Write-Host "Saving export to: " + $ExportLocation
$Arguments = "-name ""$SearchName""","-source ""$ExportContainerUrl""","-key ""$ExportSasToken""","-dest ""$ExportLocation""","-trace true"
Start-Process -FilePath "$ExportExe" -ArgumentList $Arguments

# The export is now downloading in the background. You can find it in task manager. Let's monitor the progress.
# If you want to use this as part of a user offboarding script, add your edits above here - Exports can take a lot of time...
# You can even comment this entire section and exit the script if you dont feel the need to monitor the download, it will keep downloading in the background even without the script running.
# This is only monitoring if the process exists, which means if you run multiple exports, this will stay running until they all complete.
# We could possibly utilize sysinternals handle.exe to identify the PID of the process writing to the $Exportlocation and monitor for that specifically, but I'm trying to limit external applications in this example script.
#
# Just an FYI, the export progress is how much data Microsoft has copied into PSTs from the compliance search, not how much the export tool has downloaded.
# We only know the actual size of the download after the $ExportProgress is 100% and $ExportStatus is Completed
# The actual final size of the download is then reflected in $ExportTransferred. Even then, our progress is still a bit inaccurate due to the extra log and temp files created locally, which will probably cause the progress to show over 100%
# We could make this a bit more accurate by just collecting the size of PSTs and files under the OneDrive folder, but I think this brings us close enough for most situations.
while(Get-Process microsoft.office.client.discovery.unifiedexporttool -ErrorAction SilentlyContinue){
    $Downloaded = Get-ChildItem $ExportLocation\$SearchName -Recurse | Measure-Object -Property Length -Sum | Select-Object -ExpandProperty Sum
    Write-Progress -Id 1 -Activity "Export in Progress" -Status "Complete..." -PercentComplete $ExportProgress
    if ("Completed" -notlike $ExportStatus){Write-Progress -Id 2 -Activity "Download in Progress" -Status "Estimated Complete..." -PercentComplete ($Downloaded/$ExportEstSize*100) -CurrentOperation "$Downloaded/$ExportEstSize bytes downloaded."}
    else {Write-Progress -Id 2 -Activity "Download in Progress" -Status "Complete..." -PercentComplete ($Downloaded/$ExportEstSize*100) -CurrentOperation "$Downloaded/$ExportTransferred bytes downloaded."}
    Start-Sleep 60
    $ExportDetails = Get-ComplianceSearchAction -Identity $ExportName -IncludeCredential -Details # Get details for the export action
    $ExportDetails = $ExportDetails.Results.split(";")
    $ExportEstSize = ($ExportDetails[18].TrimStart(" Total estimated bytes: ") -as [double])
    $ExportTransferred = ($ExportDetails[20].TrimStart(" Total transferred bytes: ") -as [double])
    $ExportProgress = $ExportDetails[22].TrimStart(" Progress: ").TrimEnd("%")
    $ExportStatus = $ExportDetails[25].TrimStart(" Export status: ")
    Write-Host -NoNewline " ."
}
Write-Host "Download Complete!"
pause

The nice part about this is the unified export tool includes it's own wait loop that checks the status of the export, so you don't have to create your own and worry about credential timeout, etc. Thanks to this, you can kick off the download and move on to other tasks in your off-boarding script.

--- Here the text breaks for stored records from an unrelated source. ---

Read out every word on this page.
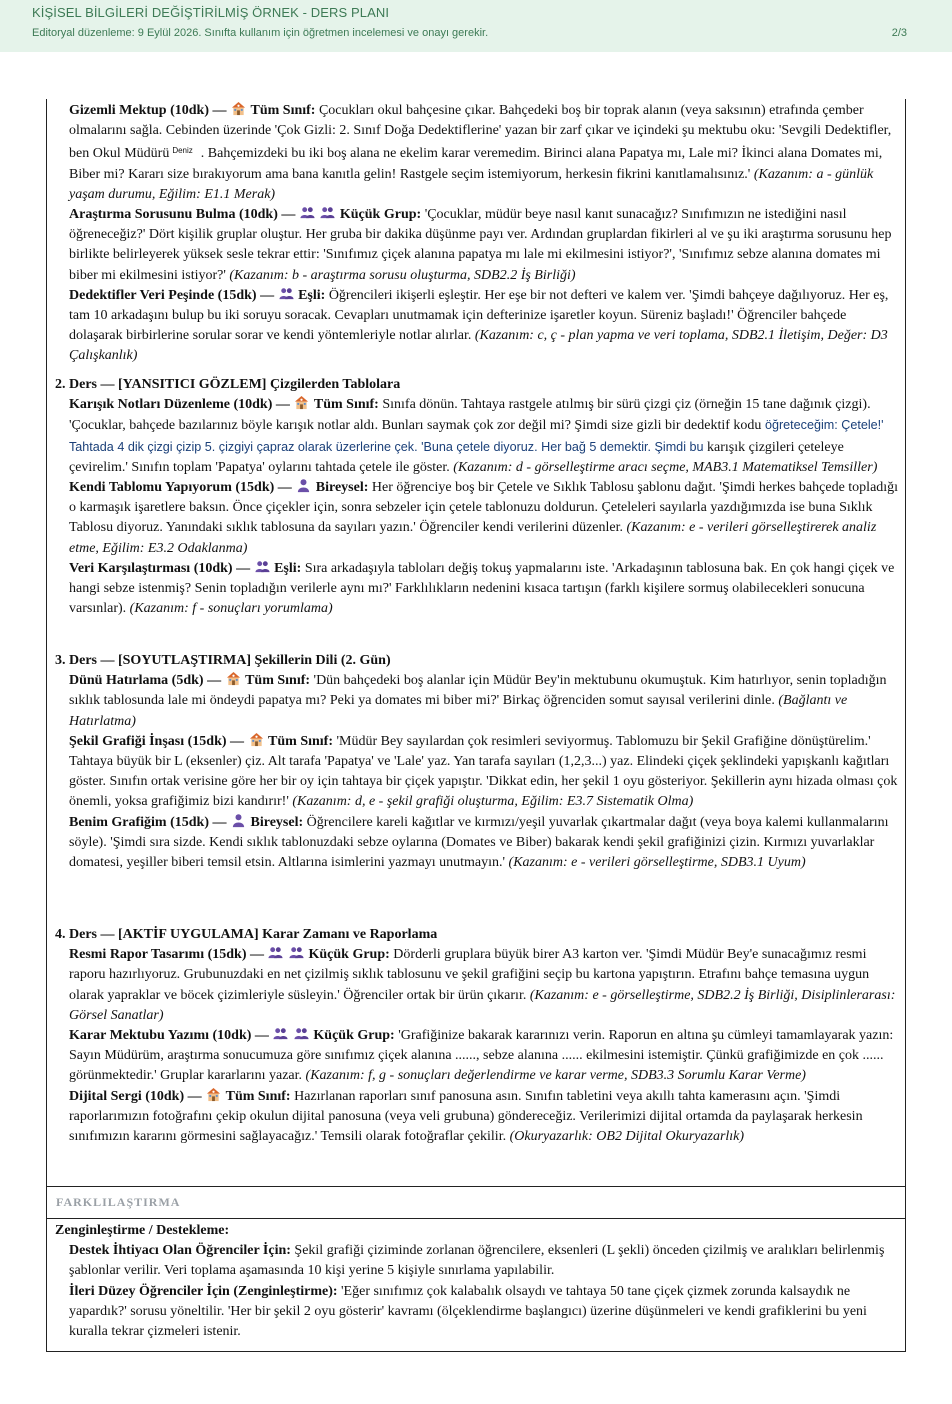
KİŞİSEL BİLGİLERİ DEĞİŞTİRİLMİŞ ÖRNEK - DERS PLANI
Editoryal düzenleme: 9 Eylül 2026. Sınıfta kullanım için öğretmen incelemesi ve onayı gerekir.	2/3
Gizemli Mektup (10dk) — Tüm Sınıf: Çocukları okul bahçesine çıkar. Bahçedeki boş bir toprak alanın (veya saksının) etrafında çember olmalarını sağla. Cebinden üzerinde 'Çok Gizli: 2. Sınıf Doğa Dedektiflerine' yazan bir zarf çıkar ve içindeki şu mektubu oku: 'Sevgili Dedektifler, ben Okul Müdürü $^{Deniz}$ . Bahçemizdeki bu iki boş alana ne ekelim karar veremedim. Birinci alana Papatya mı, Lale mi? İkinci alana Domates mi, Biber mi? Kararı size bırakıyorum ama bana kanıtla gelin! Rastgele seçim istemiyorum, herkesin fikrini kanıtlamalısınız.' (Kazanım: a - günlük yaşam durumu, Eğilim: E1.1 Merak)
Araştırma Sorusunu Bulma (10dk) —	Küçük Grup: 'Çocuklar, müdür beye nasıl kanıt sunacağız? Sınıfımızın ne istediğini nasıl öğreneceğiz?' Dört kişilik gruplar oluştur. Her gruba bir dakika düşünme payı ver. Ardından gruplardan fikirleri al ve şu iki araştırma sorusunu hep birlikte belirleyerek yüksek sesle tekrar ettir: 'Sınıfımız çiçek alanına papatya mı lale mi ekilmesini istiyor?', 'Sınıfımız sebze alanına domates mi biber mi ekilmesini istiyor?' (Kazanım: b - araştırma sorusu oluşturma, SDB2.2 İş Birliği)
Dedektifler Veri Peşinde (15dk) — Eşli: Öğrencileri ikişerli eşleştir. Her eşe bir not defteri ve kalem ver. 'Şimdi bahçeye dağılıyoruz. Her eş, tam 10 arkadaşını bulup bu iki soruyu soracak. Cevapları unutmamak için defterinize işaretler koyun. Süreniz başladı!' Öğrenciler bahçede dolaşarak birbirlerine sorular sorar ve kendi yöntemleriyle notlar alırlar. (Kazanım: c, ç - plan yapma ve veri toplama, SDB2.1 İletişim, Değer: D3 Çalışkanlık)
2. Ders — [YANSITICI GÖZLEM] Çizgilerden Tablolara
Karışık Notları Düzenleme (10dk) — Tüm Sınıf: Sınıfa dönün. Tahtaya rastgele atılmış bir sürü çizgi çiz (örneğin 15 tane dağınık çizgi). 'Çocuklar, bahçede bazılarınız böyle karışık notlar aldı. Bunları saymak çok zor değil mi? Şimdi size gizli bir dedektif kodu öğreteceğim: Çetele!' Tahtada 4 dik çizgi çizip 5. çizgiyi çapraz olarak üzerlerine çek. 'Buna çetele diyoruz. Her bağ 5 demektir. Şimdi bu karışık çizgileri çeteleye çevirelim.' Sınıfın toplam 'Papatya' oylarını tahtada çetele ile göster. (Kazanım: d - görselleştirme aracı seçme, MAB3.1 Matematiksel Temsiller)
Kendi Tablomu Yapıyorum (15dk) — Bireysel: Her öğrenciye boş bir Çetele ve Sıklık Tablosu şablonu dağıt. 'Şimdi herkes bahçede topladığı o karmaşık işaretlere baksın. Önce çiçekler için, sonra sebzeler için çetele tablonuzu doldurun. Çeteleleri sayılarla yazdığımızda ise buna Sıklık Tablosu diyoruz. Yanındaki sıklık tablosuna da sayıları yazın.' Öğrenciler kendi verilerini düzenler. (Kazanım: e - verileri görselleştirerek analiz etme, Eğilim: E3.2 Odaklanma)
Veri Karşılaştırması (10dk) — Eşli: Sıra arkadaşıyla tabloları değiş tokuş yapmalarını iste. 'Arkadaşının tablosuna bak. En çok hangi çiçek ve hangi sebze istenmiş? Senin topladığın verilerle aynı mı?' Farklılıkların nedenini kısaca tartışın (farklı kişilere sormuş olabilecekleri sonucuna varsınlar). (Kazanım: f - sonuçları yorumlama)
3. Ders — [SOYUTLAŞTIRMA] Şekillerin Dili (2. Gün)
Dünü Hatırlama (5dk) — Tüm Sınıf: 'Dün bahçedeki boş alanlar için Müdür Bey'in mektubunu okumuştuk. Kim hatırlıyor, senin topladığın sıklık tablosunda lale mi öndeydi papatya mı? Peki ya domates mi biber mi?' Birkaç öğrenciden somut sayısal verilerini dinle. (Bağlantı ve Hatırlatma)
Şekil Grafiği İnşası (15dk) — Tüm Sınıf: 'Müdür Bey sayılardan çok resimleri seviyormuş. Tablomuzu bir Şekil Grafiğine dönüştürelim.' Tahtaya büyük bir L (eksenler) çiz. Alt tarafa 'Papatya' ve 'Lale' yaz. Yan tarafa sayıları (1,2,3...) yaz. Elindeki çiçek şeklindeki yapışkanlı kağıtları göster. Sınıfın ortak verisine göre her bir oy için tahtaya bir çiçek yapıştır. 'Dikkat edin, her şekil 1 oyu gösteriyor. Şekillerin aynı hizada olması çok önemli, yoksa grafiğimiz bizi kandırır!' (Kazanım: d, e - şekil grafiği oluşturma, Eğilim: E3.7 Sistematik Olma)
Benim Grafiğim (15dk) — Bireysel: Öğrencilere kareli kağıtlar ve kırmızı/yeşil yuvarlak çıkartmalar dağıt (veya boya kalemi kullanmalarını söyle). 'Şimdi sıra sizde. Kendi sıklık tablonuzdaki sebze oylarına (Domates ve Biber) bakarak kendi şekil grafiğinizi çizin. Kırmızı yuvarlaklar domatesi, yeşiller biberi temsil etsin. Altlarına isimlerini yazmayı unutmayın.' (Kazanım: e - verileri görselleştirme, SDB3.1 Uyum)
4. Ders — [AKTİF UYGULAMA] Karar Zamanı ve Raporlama
Resmi Rapor Tasarımı (15dk) —	Küçük Grup: Dörderli gruplara büyük birer A3 karton ver. 'Şimdi Müdür Bey'e sunacağımız resmi raporu hazırlıyoruz. Grubunuzdaki en net çizilmiş sıklık tablosunu ve şekil grafiğini seçip bu kartona yapıştırın. Etrafını bahçe temasına uygun olarak yapraklar ve böcek çizimleriyle süsleyin.' Öğrenciler ortak bir ürün çıkarır. (Kazanım: e - görselleştirme, SDB2.2 İş Birliği, Disiplinlerarası: Görsel Sanatlar)
Karar Mektubu Yazımı (10dk) —	Küçük Grup: 'Grafiğinize bakarak kararınızı verin. Raporun en altına şu cümleyi tamamlayarak yazın: Sayın Müdürüm, araştırma sonucumuza göre sınıfımız çiçek alanına ......, sebze alanına ...... ekilmesini istemiştir. Çünkü grafiğimizde en çok ...... görünmektedir.' Gruplar kararlarını yazar. (Kazanım: f, g - sonuçları değerlendirme ve karar verme, SDB3.3 Sorumlu Karar Verme)
Dijital Sergi (10dk) — Tüm Sınıf: Hazırlanan raporları sınıf panosuna asın. Sınıfın tabletini veya akıllı tahta kamerasını açın. 'Şimdi raporlarımızın fotoğrafını çekip okulun dijital panosuna (veya veli grubuna) göndereceğiz. Verilerimizi dijital ortamda da paylaşarak herkesin sınıfımızın kararını görmesini sağlayacağız.' Temsili olarak fotoğraflar çekilir. (Okuryazarlık: OB2 Dijital Okuryazarlık)
FARKLILAŞTIRMA
Zenginleştirme / Destekleme:
Destek İhtiyacı Olan Öğrenciler İçin: Şekil grafiği çiziminde zorlanan öğrencilere, eksenleri (L şekli) önceden çizilmiş ve aralıkları belirlenmiş şablonlar verilir. Veri toplama aşamasında 10 kişi yerine 5 kişiyle sınırlama yapılabilir.
İleri Düzey Öğrenciler İçin (Zenginleştirme): 'Eğer sınıfımız çok kalabalık olsaydı ve tahtaya 50 tane çiçek çizmek zorunda kalsaydık ne yapardık?' sorusu yöneltilir. 'Her bir şekil 2 oyu gösterir' kavramı (ölçeklendirme başlangıcı) üzerine düşünmeleri ve kendi grafiklerini bu yeni kuralla tekrar çizmeleri istenir.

In production, I've written this to execute the download on a separate terminal using Invoke-Command and email the team a transcript when the download's done.

Drawbacks:

The only way you know it's running is the process shows up in task manager.

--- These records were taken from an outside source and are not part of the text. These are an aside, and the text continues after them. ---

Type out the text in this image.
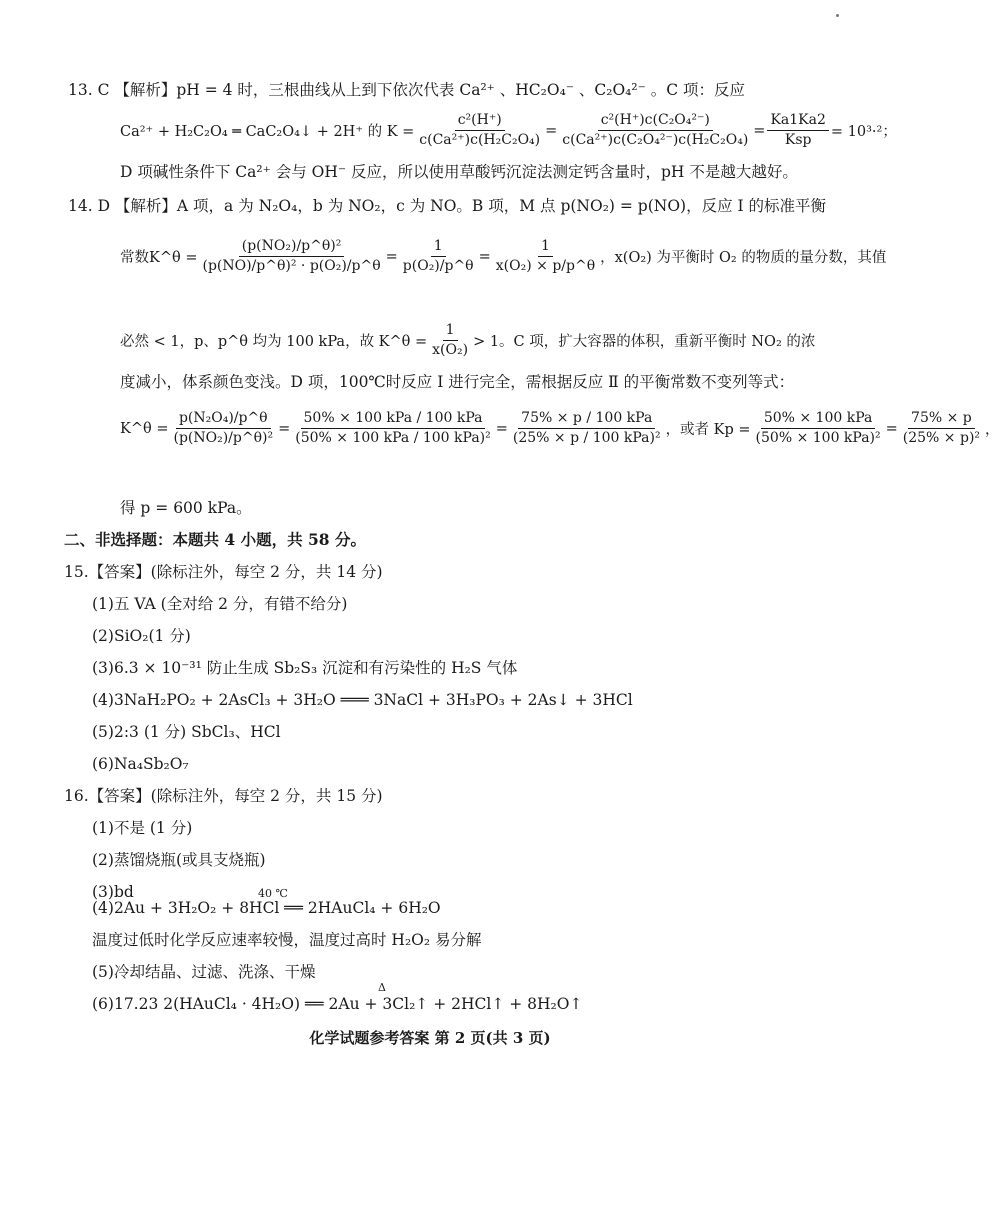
13. C 【解析】pH = 4 时，三根曲线从上到下依次代表 Ca²⁺ 、HC₂O₄⁻ 、C₂O₄²⁻ 。C 项：反应
Ca²⁺ + H₂C₂O₄ ═ CaC₂O₄↓ + 2H⁺ 的 $K = \frac{\text{c²(H⁺)}}{\text{c(Ca²⁺)c(H₂C₂O₄)}} = \frac{\text{c²(H⁺)c(C₂O₄²⁻)}}{\text{c(Ca²⁺)c(C₂O₄²⁻)c(H₂C₂O₄)}} = \frac{Ka1Ka2}{\text{Ksp}} = 10^3\cdot^2$；
D 项碱性条件下 Ca²⁺ 会与 OH⁻ 反应，所以使用草酸钙沉淀法测定钙含量时，pH 不是越大越好。
14. D 【解析】A 项，a 为 N₂O₄，b 为 NO₂，c 为 NO。B 项，M 点 p(NO₂) = p(NO)，反应 Ⅰ 的标准平衡
常数K^θ = $\frac{\text{(p(NO₂)/p\textasciicircum{}θ)²}}{\text{(p(NO)/p\textasciicircum{}θ)² · p(O₂)/p\textasciicircum{}θ}} = \frac{1}{\text{p(O₂)/p\textasciicircum{}θ}} = \frac{1}{\text{x(O₂) × p/p\textasciicircum{}θ}}$ ，x(O₂) 为平衡时 O₂ 的物质的量分数，其值
必然 < 1，p、p^θ 均为 100 kPa，故 K^θ = $\frac{1}{\text{x(O₂)}} > 1$。C 项，扩大容器的体积，重新平衡时 NO₂ 的浓
度减小，体系颜色变浅。D 项，100℃时反应 Ⅰ 进行完全，需根据反应 Ⅱ 的平衡常数不变列等式：
K^θ = $\frac{\text{p(N₂O₄)/p\textasciicircum{}θ}}{\text{(p(NO₂)/p\textasciicircum{}θ)²}} = \frac{\text{50\% × 100 kPa / 100 kPa}}{\text{(50\% × 100 kPa / 100 kPa)²}} = \frac{\text{75\% × p / 100 kPa}}{\text{(25\% × p / 100 kPa)²}}$ ，或者 $Kp = \frac{\text{50\% × 100 kPa}}{\text{(50\% × 100 kPa)²}} = \frac{75\% \times p}{\text{(25\% × p)²}}$ ，
得 p = 600 kPa。
二、非选择题：本题共 4 小题，共 58 分。
15.【答案】(除标注外，每空 2 分，共 14 分)
(1)五 VA (全对给 2 分，有错不给分)
(2)SiO₂(1 分)
(3)6.3 × 10⁻³¹ 防止生成 Sb₂S₃ 沉淀和有污染性的 H₂S 气体
(4)3NaH₂PO₂ + 2AsCl₃ + 3H₂O ═══ 3NaCl + 3H₃PO₃ + 2As↓ + 3HCl
(5)2:3 (1 分) SbCl₃、HCl
(6)Na₄Sb₂O₇
16.【答案】(除标注外，每空 2 分，共 15 分)
(1)不是 (1 分)
(2)蒸馏烧瓶(或具支烧瓶)
(3)bd	40 ℃
(4)2Au + 3H₂O₂ + 8HCl ══ 2HAuCl₄ + 6H₂O
温度过低时化学反应速率较慢，温度过高时 H₂O₂ 易分解
(5)冷却结晶、过滤、洗涤、干燥
Δ
(6)17.23 2(HAuCl₄ · 4H₂O) ══ 2Au + 3Cl₂↑ + 2HCl↑ + 8H₂O↑
化学试题参考答案 第 2 页(共 3 页)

The only way you know it's done is it's not in task manager. We can estimate how far along it is, but it isn't perfectly accurate. You definitely want to rely on the trace files to know if everything went OK.

If the export gets stopped for some reason (lost internet, restart due to windows updates, etc.) it does not resume the download when started again. I haven't been able to figure out how to get that to work.

Anyways, I wanted to give back to the thread that helped me get this far.